Okay so I still need to stay away from Chinese buffets for the time being. I can't be trusted there. I did have a salad, followed by of course a greasy main course. I do get a gold star though as I didn't have dessert there....instead I had it at my sisters... *sigh*. Oh well...today I did well and that's all that matters. Onwards and upwards. That's all I can do.
I have been soooooo tired lately. I haven't been getting enough rest. More and more I'm finding it harder to switch my clock from night shifts to days shifts. I can't wait to fall asleep tonight. I'm heading to bed very shortly. *Yawn*
I'm doing okay with the guy issue that I wrote about previously. I've let it go.....or so I keep telling myself.....and then reminding myself. I still want to hang out with him, but we'll see if he wants the same. Of course I want him to come back and say, Oh what the hell was I thinking I do want to be with you? In reality though that's never going to happen. He's too much a free spirit so I've decided to leave him alone. If I bug him, I figure that will just drive him away further....and I don't want our friendship to be effected by all this. So it's up to him and him alone. Now I have to focus my energy on someone new...although let me tell ya the pickings are slim out there. I am soooo sick of guys finding me attractive, but only wanting one thing.
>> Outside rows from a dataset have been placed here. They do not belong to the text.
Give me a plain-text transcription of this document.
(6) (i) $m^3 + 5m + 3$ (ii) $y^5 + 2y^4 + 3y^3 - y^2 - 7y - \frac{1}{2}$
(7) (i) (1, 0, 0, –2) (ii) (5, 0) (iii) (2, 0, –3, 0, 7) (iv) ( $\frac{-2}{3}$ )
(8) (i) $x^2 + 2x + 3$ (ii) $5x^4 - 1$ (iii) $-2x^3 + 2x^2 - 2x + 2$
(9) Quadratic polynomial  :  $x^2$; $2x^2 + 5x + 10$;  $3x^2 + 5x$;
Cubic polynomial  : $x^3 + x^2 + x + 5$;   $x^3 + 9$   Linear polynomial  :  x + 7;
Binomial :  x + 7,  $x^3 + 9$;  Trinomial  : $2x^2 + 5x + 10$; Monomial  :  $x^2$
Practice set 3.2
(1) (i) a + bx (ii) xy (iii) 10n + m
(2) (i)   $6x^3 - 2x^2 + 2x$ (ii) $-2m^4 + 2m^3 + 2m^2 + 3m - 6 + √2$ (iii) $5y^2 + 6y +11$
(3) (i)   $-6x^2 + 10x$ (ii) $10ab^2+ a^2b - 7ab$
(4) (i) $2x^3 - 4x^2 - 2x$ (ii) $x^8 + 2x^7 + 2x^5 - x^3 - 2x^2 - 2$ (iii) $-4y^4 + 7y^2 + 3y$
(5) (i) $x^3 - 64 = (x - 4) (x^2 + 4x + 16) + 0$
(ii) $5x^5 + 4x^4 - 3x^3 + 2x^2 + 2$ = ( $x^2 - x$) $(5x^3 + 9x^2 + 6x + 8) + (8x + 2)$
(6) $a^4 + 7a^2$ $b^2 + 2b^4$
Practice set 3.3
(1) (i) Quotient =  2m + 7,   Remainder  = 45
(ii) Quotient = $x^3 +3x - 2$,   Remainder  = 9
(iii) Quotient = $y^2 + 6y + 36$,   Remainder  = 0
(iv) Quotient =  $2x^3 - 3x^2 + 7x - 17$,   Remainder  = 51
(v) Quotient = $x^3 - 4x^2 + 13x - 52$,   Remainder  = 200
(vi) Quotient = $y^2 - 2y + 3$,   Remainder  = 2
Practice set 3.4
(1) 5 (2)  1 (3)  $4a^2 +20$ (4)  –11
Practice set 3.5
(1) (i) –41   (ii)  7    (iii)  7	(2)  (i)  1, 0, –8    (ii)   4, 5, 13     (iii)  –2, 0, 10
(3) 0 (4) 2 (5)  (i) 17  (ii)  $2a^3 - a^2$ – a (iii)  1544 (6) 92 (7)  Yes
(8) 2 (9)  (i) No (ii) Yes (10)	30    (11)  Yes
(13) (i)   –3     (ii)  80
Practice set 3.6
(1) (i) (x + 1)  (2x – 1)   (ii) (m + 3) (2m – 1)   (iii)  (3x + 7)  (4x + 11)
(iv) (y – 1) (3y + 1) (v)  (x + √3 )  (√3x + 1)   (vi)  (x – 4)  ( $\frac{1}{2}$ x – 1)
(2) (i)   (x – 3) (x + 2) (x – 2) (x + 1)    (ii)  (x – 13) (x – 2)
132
I'm starting to lose faith there are actually good guys out there, because let me tell ya I've met a whole lot of dogs....
Anyway, that power yoga class I took a few days ago....can I just tell you my whole body still hurts! lol.... Man oh man.... I was going to go yesterday and do another power yoga class, but I just couldn't I was still too damn sore! Tomorrow I'm hoping I can skip out of work a little early (skip my dinner break) and then catch the 745pm class. It's a gentle yoga class which will still be great, but less intense.
I'll let you know if I got there tomorrow!